Sinar Haaland memang menyilaukan sepanjang turnamen sepak bola terakbar edisi kali ini. Penyerang tajam berusia 25 tahun tersebut tampil kesetanan dengan mengemas tujuh gol hanya dari empat pertandingan.
Puncaknya, striker asal Manchester City itu memborong dua gol kemenangan dalam laga bersejarah menyingkirkan raksasa dunia, Brasil, sekaligus mengantar Norwegia menembus babak perempat final Piala Dunia untuk pertama kalinya sepanjang sejarah guna menantang Inggris.

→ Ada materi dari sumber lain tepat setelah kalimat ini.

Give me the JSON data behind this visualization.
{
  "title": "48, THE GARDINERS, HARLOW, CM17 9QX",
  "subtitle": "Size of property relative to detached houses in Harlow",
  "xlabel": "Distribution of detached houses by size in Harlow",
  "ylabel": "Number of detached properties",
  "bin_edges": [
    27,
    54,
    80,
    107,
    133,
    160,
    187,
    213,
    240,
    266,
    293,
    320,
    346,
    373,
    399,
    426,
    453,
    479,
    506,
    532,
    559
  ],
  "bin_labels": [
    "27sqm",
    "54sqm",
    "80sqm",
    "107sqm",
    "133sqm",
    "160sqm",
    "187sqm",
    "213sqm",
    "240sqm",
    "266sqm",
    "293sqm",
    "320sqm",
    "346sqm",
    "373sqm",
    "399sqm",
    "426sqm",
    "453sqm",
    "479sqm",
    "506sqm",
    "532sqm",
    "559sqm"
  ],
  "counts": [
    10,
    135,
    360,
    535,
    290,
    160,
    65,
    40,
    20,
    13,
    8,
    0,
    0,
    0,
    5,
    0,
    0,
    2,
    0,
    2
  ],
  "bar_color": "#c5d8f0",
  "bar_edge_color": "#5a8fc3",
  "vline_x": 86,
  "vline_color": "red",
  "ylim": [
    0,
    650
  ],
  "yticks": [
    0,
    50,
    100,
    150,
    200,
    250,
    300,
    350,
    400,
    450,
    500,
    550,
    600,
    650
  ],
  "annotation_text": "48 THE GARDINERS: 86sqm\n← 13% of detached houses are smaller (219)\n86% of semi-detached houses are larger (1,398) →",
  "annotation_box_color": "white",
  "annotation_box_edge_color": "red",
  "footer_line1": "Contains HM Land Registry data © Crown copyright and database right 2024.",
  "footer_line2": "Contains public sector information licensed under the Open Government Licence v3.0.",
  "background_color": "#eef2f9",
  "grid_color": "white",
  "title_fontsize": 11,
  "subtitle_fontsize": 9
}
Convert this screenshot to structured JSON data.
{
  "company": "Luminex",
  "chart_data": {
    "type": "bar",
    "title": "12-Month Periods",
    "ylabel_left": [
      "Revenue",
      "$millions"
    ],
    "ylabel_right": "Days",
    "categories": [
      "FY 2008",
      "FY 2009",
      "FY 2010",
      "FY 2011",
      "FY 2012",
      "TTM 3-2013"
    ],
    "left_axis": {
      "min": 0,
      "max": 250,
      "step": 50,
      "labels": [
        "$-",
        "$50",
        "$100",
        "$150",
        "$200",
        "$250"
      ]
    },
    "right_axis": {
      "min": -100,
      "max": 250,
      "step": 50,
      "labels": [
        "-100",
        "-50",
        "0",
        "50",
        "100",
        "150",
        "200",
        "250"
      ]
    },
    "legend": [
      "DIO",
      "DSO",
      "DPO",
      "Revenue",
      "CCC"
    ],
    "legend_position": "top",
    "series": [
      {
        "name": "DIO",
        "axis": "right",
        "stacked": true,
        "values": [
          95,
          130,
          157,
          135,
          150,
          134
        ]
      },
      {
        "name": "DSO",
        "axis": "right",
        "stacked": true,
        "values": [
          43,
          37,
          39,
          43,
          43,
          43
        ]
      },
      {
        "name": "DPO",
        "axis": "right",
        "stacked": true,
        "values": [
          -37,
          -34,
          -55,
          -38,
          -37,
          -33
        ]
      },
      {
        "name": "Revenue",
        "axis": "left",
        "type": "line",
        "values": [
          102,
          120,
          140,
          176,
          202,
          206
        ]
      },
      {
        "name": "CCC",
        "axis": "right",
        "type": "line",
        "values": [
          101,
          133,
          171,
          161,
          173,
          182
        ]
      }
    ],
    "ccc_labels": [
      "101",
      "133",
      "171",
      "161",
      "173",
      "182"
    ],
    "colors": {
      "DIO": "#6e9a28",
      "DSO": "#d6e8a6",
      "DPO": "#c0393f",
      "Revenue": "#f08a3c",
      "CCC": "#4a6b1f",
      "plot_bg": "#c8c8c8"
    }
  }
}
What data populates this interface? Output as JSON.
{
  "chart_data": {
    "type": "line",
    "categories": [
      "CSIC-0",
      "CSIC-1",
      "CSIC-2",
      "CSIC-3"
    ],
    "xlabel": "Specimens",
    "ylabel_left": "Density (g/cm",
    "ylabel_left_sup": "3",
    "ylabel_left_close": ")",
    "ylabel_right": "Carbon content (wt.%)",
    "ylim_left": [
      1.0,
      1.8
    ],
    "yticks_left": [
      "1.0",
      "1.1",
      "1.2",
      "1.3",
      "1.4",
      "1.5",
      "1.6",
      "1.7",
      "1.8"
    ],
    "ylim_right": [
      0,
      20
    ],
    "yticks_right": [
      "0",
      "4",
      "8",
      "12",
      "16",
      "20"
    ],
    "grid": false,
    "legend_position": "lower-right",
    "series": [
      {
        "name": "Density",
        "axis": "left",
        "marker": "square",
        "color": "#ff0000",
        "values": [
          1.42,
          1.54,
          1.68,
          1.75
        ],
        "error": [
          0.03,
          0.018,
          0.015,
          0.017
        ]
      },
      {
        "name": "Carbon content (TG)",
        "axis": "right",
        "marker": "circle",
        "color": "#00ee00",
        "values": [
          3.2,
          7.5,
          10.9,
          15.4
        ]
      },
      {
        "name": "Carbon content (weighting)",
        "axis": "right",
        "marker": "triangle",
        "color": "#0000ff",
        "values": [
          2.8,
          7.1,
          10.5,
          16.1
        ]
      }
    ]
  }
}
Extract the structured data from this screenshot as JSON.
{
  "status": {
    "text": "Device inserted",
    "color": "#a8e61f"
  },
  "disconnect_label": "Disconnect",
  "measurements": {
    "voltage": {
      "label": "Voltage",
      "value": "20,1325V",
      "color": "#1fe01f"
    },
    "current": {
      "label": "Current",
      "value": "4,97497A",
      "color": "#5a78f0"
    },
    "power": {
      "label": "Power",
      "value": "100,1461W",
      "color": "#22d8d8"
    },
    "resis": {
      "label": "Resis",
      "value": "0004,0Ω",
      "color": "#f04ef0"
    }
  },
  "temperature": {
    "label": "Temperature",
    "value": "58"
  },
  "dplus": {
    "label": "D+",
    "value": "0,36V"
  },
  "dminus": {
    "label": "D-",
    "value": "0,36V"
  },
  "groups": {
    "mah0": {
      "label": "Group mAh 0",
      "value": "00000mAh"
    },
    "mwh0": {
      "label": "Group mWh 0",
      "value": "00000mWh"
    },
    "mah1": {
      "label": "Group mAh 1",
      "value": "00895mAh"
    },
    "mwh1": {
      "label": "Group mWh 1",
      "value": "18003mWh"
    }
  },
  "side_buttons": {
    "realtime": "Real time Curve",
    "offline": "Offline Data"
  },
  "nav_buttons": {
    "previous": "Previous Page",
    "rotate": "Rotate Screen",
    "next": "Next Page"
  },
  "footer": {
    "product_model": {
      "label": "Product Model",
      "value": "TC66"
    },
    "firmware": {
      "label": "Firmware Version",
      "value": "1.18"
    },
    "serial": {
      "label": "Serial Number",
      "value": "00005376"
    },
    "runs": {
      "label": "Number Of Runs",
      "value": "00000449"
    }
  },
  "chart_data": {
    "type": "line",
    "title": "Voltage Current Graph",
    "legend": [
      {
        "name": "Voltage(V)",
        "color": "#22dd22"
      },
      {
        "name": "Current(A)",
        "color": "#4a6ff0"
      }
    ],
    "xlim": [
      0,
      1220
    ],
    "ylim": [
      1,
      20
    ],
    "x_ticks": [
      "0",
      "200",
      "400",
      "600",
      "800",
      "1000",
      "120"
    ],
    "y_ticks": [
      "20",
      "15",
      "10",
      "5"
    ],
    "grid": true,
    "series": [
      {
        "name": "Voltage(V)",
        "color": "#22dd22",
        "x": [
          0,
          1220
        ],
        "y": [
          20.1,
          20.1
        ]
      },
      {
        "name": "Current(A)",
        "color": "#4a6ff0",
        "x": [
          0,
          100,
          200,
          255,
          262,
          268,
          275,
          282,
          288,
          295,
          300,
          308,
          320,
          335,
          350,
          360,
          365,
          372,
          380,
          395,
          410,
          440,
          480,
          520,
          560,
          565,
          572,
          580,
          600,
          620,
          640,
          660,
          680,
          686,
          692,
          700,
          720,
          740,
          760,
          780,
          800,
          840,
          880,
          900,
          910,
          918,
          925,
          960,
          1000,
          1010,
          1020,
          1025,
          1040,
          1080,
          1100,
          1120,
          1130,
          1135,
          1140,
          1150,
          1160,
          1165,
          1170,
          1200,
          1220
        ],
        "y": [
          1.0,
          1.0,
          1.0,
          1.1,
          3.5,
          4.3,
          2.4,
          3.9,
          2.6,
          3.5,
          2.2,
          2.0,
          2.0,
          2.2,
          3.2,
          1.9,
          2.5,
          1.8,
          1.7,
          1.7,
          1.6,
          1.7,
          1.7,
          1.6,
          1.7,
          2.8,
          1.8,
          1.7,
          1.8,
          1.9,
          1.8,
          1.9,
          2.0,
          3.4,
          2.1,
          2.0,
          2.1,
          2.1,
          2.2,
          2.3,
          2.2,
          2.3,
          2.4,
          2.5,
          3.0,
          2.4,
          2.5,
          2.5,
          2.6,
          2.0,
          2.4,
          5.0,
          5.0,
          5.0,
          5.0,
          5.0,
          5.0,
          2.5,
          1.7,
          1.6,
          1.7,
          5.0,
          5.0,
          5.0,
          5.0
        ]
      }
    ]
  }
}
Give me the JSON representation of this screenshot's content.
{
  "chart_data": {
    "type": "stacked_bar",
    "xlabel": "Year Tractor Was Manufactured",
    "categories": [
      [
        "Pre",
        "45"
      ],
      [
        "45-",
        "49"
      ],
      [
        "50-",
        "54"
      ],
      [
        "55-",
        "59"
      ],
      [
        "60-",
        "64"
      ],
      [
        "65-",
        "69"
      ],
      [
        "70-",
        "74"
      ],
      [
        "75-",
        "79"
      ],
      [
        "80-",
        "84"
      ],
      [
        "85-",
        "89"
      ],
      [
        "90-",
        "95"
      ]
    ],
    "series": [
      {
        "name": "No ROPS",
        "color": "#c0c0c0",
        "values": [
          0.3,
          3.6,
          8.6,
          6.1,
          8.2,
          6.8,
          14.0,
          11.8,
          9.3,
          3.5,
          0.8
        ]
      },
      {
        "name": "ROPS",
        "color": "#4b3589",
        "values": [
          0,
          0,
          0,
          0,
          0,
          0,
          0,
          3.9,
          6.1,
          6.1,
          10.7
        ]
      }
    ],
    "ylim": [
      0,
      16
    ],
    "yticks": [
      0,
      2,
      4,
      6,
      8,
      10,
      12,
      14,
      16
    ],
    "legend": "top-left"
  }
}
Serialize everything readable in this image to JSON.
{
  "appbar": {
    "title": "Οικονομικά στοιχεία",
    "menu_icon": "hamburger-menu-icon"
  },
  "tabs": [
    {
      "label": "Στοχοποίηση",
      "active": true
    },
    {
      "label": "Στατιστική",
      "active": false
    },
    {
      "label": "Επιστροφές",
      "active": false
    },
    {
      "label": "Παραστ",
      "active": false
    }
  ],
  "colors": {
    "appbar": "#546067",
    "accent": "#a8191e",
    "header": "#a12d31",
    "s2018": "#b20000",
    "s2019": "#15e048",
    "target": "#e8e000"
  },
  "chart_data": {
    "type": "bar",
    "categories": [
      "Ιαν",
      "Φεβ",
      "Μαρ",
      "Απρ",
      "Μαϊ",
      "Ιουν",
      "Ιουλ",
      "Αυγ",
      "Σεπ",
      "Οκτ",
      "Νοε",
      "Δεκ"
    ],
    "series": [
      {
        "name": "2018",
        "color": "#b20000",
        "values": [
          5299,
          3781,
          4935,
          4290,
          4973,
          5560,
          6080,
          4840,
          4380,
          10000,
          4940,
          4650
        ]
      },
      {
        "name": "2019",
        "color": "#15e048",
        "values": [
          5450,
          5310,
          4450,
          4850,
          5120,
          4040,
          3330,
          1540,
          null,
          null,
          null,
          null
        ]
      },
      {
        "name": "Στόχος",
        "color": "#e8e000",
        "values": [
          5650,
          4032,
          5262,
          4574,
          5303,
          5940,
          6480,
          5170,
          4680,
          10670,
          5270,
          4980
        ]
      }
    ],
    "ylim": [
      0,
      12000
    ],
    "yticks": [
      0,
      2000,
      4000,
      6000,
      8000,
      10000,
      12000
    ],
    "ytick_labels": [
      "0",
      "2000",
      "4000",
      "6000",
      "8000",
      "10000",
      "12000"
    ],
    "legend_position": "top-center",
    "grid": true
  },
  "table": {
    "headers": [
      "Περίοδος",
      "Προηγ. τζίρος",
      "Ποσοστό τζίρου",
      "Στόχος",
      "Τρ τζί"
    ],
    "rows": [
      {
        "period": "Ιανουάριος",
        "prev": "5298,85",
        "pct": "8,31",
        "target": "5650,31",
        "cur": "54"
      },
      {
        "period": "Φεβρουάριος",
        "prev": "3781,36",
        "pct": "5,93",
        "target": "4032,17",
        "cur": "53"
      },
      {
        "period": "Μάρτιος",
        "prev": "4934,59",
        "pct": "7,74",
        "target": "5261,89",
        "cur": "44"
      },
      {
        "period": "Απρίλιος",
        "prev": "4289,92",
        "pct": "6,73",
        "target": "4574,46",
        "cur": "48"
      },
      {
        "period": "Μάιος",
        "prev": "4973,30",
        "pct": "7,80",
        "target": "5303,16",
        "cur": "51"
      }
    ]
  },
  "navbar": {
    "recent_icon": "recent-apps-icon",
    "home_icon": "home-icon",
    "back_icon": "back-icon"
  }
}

Data resmi Reniec mencatat, antusiasme luar biasa publik Peru telah menghasilkan 468 bayi baru lahir yang menyandang nama belakang "Haaland". Lebih spesifik lagi, sebanyak 91 bayi didaftarkan secara resmi menggunakan nama lengkap: Erling Haaland.
"Pesona para bintang sepak bola dunia selalu berhasil menjadi stimulus dan sumber inspirasi kultural bagi masyarakat Peru saat memberikan identitas bagi buah hati mereka," ungkap Juru Bicara Reniec, Ivan Torres, dalam wawancara bersama Panamericana Television, Jumat (10/7) waktu setempat.
Tradisi Unik Fanatisme Sepak Bola Peru
Torres menambahkan, grafik pendaftaran nama bayi "Haaland" ini melonjak sangat signifikan dalam hitungan minggu setelah kick-off turnamen dimulai, dan mencapai puncaknya sesaat setelah Norwegia dipastikan mengunci tiket babak delapan besar. "Dalam konteks nama ini, Haaland kini juga menjadi bagian dari Peru," kelakarnya.
Fenomena ini sejatinya bukan hal baru dalam konstelasi sosial di Peru. Kegemaran mengadopsi nama pesepak bola top dunia sudah menjadi tradisi turun-temurun bagi para orang tua baru di negara tersebut sebagai bentuk pelampiasan fanatisme olahraga.
Berdasarkan database kependudukan nasional Peru, nama megabintang Brasil, Neymar, masih memegang rekor tertinggi dengan jumlah fantastis mencapai 33.809 orang.
Di posisi berikutnya, nama kapten Argentina Lionel Messi bertengger dengan diadopsi oleh 3,402 warga Peru, disusul ikon Portugal Cristiano Ronaldo (1.185 orang). Tren ini diprediksi akan terus berkembang dinamis, mengingat nama bintang muda Spanyol, Lamine Yamal, juga mulai naik daun dan telah disandang oleh 1.241 bayi Peru di generasi teranyar tahun ini.